Я назвал себя. Франек отпер дверь и сразу припал к моей руке. Я спросил, все ли здоровы.
— Все здоровы,— ответил Франек,— да вот пан уехал в город и только завтра воротится.
Говоря это, он повел меня в столовую, зажег лампу, висевшую над столом, и ушел приготовлять чай. На минутку я остался один — со своими мыслями и с сильно бьющимся сердцем; но это продолжалось недолго: тотчас прибежал ксендз Людвик в шлафроке, затем добрейшая мадам д'Ив, тоже в белом, по обыкновению, в папильотках и в чепце, и, наконец, Казик, приехавший па каникулы за месяц до меня.

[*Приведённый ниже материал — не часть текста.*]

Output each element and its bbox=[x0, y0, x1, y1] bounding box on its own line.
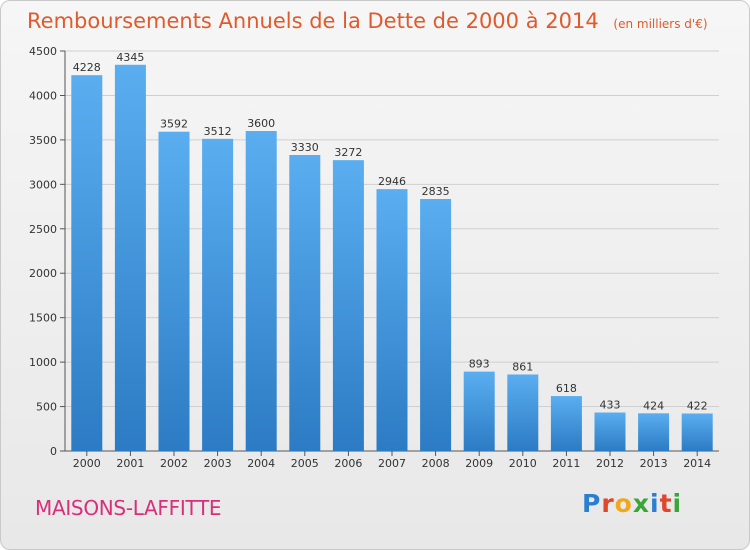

Все эти любящие сердца встретили меня с нежностью, удивлялись тому, как я вырос, ксендз говорил, что я возмужал, мадам д'Ив — что похорошел. Ксендз Людвик, бедняга, долго не решался спросить меня об экзаменах и школьном свидетельстве, а узнав о моих успехах, даже прослезился и, сжимая меня в объятиях, называл дорогим мальчиком. Вдруг из соседней комнаты послышался топот босых ножек, и вбежали обе мои маленькие сестрички в одних рубашечках и чепчиках, повторяя: «Генрысь приехал! Генрысь приехал!» — они взобрались ко мне на колени. Тщетно мадам д'Ив их стыдила, говоря, что неприлично таким двум паннам (одной было восемь лет, а другой — девять) показываться на людях в таком «дезабилье». Девочки, ни на кого не обращая внимания, обнимали меня за шею своими маленькими ручонками, прильнув хорошенькими личиками к моим щекам. Наконец я робко спросил о Гане.
— О! Она выросла! — ответила мадам д'Ив. — Сейчас придет сюда, наверное, наряжается.
Действительно, я недолго ждал; минут пять спустя Ганя вошла в комнату. Я взглянул на нее, и — боже! — что сталось о этой: шестнадцатилетней хрупкой и худенькой сироткой за полгода! Передо мной стояла уже почти взрослая или, во всяком случае, подрастающая барышня. Стан ее развился и чудесно округлился. Цвет лица у нее был нежный, но здоровый, на щеках пылал румянец, словно отблеск утренней вари. Как от расцветающей розы, от нее веяло здоровьем, юностью, прелестной свежестью. Я заметил, что она с любопытством подняла на меня свои большие синие глаза, а по непередаваемой усмешке, которая блуждала в уголках ее рта, увидел также, что она разгадала мое изумление и то впечатление, которое произвела на меня. В любопытстве, с которым мы разглядывали друг друга, уже таилась девическая и юношеская стыдливость. О! От прежних ребячески простых и сердечных отношений брата и сестры не осталось ни следа, и больше им уже не вернуться.
Ах, как она была хороша с этой усмешкой и с тихой радостью в глазах!
Свет лампы, висевшей над столом, падал на ее золотистые волосы. Она была в черном платье и в черной же, наскоро накинутой мантильке; в костюме ее можно было заметить какую-то милую небрежность — следствие поспешности, с которой она одевалась. От нее еще веяло сонным теплом. Пожимая ей руку, я почувствовал тепло этой мягкой бархатистой руки, и меня пронизал сладостный трепет. Внутренне Ганя изменилась так же, как и внешне. Уезжая, я оставил ее простенькой девочкой, наполовину горничной; теперь это была панна, исполненная благородства,— оно запечатлелось и в выражении ее лица, и в манерах, выказывающих хорошее воспитание и навыки хорошего общества. В глазах ее отражалась душа, пробудившаяся для умственных и духовных интересов. Она уже не была ребенком, и это чувствовалось во всем, а ее легкая усмешка и невинное кокетство в обращении со мной показывали, что она сама понимает, как изменились по сравнению с прежними наши отношения.